Thinking about improving your financial situation is a good decision to make at any time of the year; many people find it easier to make it at the beginning of the year. It’s not important when you begin. The basics still remains the same. Here are the top ten strategies that will keep you stable financially.

1) Get paid what you are worth and spend less than you earn It looks very simple when you read this line, but most people struggle through this first basic rule. Know the worth of your job in the marketplace. Evaluate your skills, productivity, job tasks, contribution to the company, and the going rate, both inside and outside the company, for what you do. If you are getting less paid, it will have a downward effect in your working tenure.

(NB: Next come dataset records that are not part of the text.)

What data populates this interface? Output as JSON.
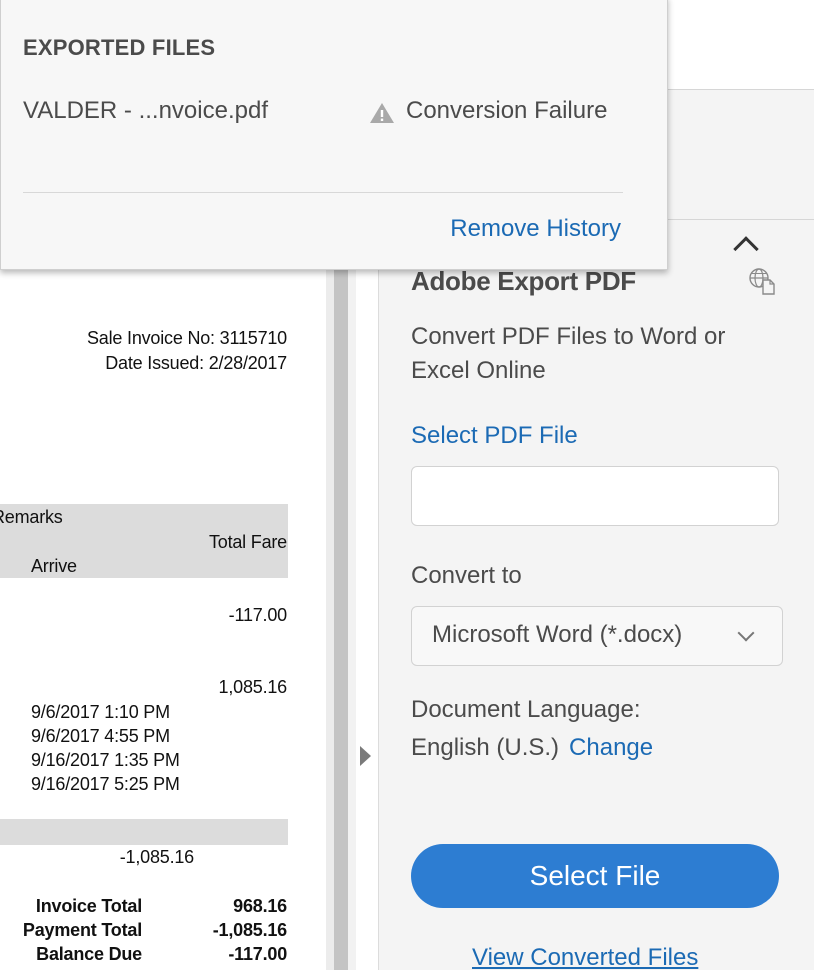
{
  "exported_files_popup": {
    "heading": "EXPORTED FILES",
    "file_name": "VALDER - ...nvoice.pdf",
    "status": "Conversion Failure",
    "remove_history": "Remove History"
  },
  "document": {
    "sale_invoice_no": "Sale Invoice No: 3115710",
    "date_issued": "Date Issued: 2/28/2017",
    "header_remarks": "Remarks",
    "header_total_fare": "Total Fare",
    "header_arrive": "Arrive",
    "amount_1": "-117.00",
    "amount_2": "1,085.16",
    "dates": [
      "9/6/2017 1:10 PM",
      "9/6/2017 4:55 PM",
      "9/16/2017 1:35 PM",
      "9/16/2017 5:25 PM"
    ],
    "amount_3": "-1,085.16",
    "totals": [
      {
        "label": "Invoice Total",
        "value": "968.16"
      },
      {
        "label": "Payment Total",
        "value": "-1,085.16"
      },
      {
        "label": "Balance Due",
        "value": "-117.00"
      }
    ]
  },
  "export_panel": {
    "title": "Adobe Export PDF",
    "description": "Convert PDF Files to Word or Excel Online",
    "select_pdf_link": "Select PDF File",
    "convert_to_label": "Convert to",
    "format_selected": "Microsoft Word (*.docx)",
    "doc_language_label": "Document Language:",
    "language": "English (U.S.)",
    "change_link": "Change",
    "select_file_button": "Select File",
    "view_converted_link": "View Converted Files"
  },
  "colors": {
    "link": "#1b6ab4",
    "button": "#2d7dd2",
    "panel_bg": "#f4f4f4"
  },
  "icons": [
    "warning-icon",
    "globe-document-icon",
    "chevron-up-icon",
    "chevron-down-icon",
    "collapse-arrow-icon"
  ]
}
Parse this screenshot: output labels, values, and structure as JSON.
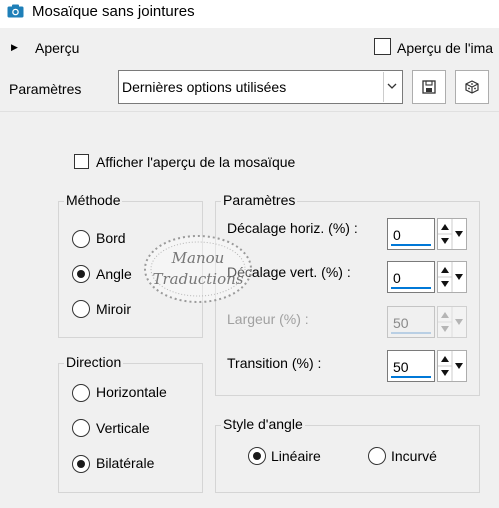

Once you have determined your earning potential, don’t spend more than what you earn. You will never get ahead in life. It’s very easy to spend, but it takes a lot of time, patience and skills to earn. A little cost-cutting effort in a number of areas can result in big savings. You don’t need to make big sacrifices all the time.

2) Stick to a budget Everyone needs to do a proper budgeting of their finance to know the inflow and outflow of your money. It will be tough to set spending and saving goals if you don’t know where your money is going.

3) Pay off credit card debts credit card debt is the number one obstacle to getting ahead financially. Credit cards are so easy to use and it’s even easier to forget that it’s actually real money and needs to be paid when payments are due. If we don’t pay in time, we end up paying the principal at highest interest rates and fees that could have been saved otherwise.

4) Contribute to a retirement plan if your employer is providing you a 401(k) plan and you are not taking the benefits, you are walking away from one of the best deals. If your employer has such plans, sign up for it today. If you are already contributing, try to increase the contribution. It will help you only after retirement. If your employer doesn’t offer a retirement plan, consider an IRA.

5) Make a savings plan Pay yourself first! If you wait until you have paid all your debt obligations and then see whether there is any amount left for saving, chances are that you will never be able to make a healthy savings account or investment. Always try to set aside at least 5% to 10% of your salary before staring to pay the bills and utilities.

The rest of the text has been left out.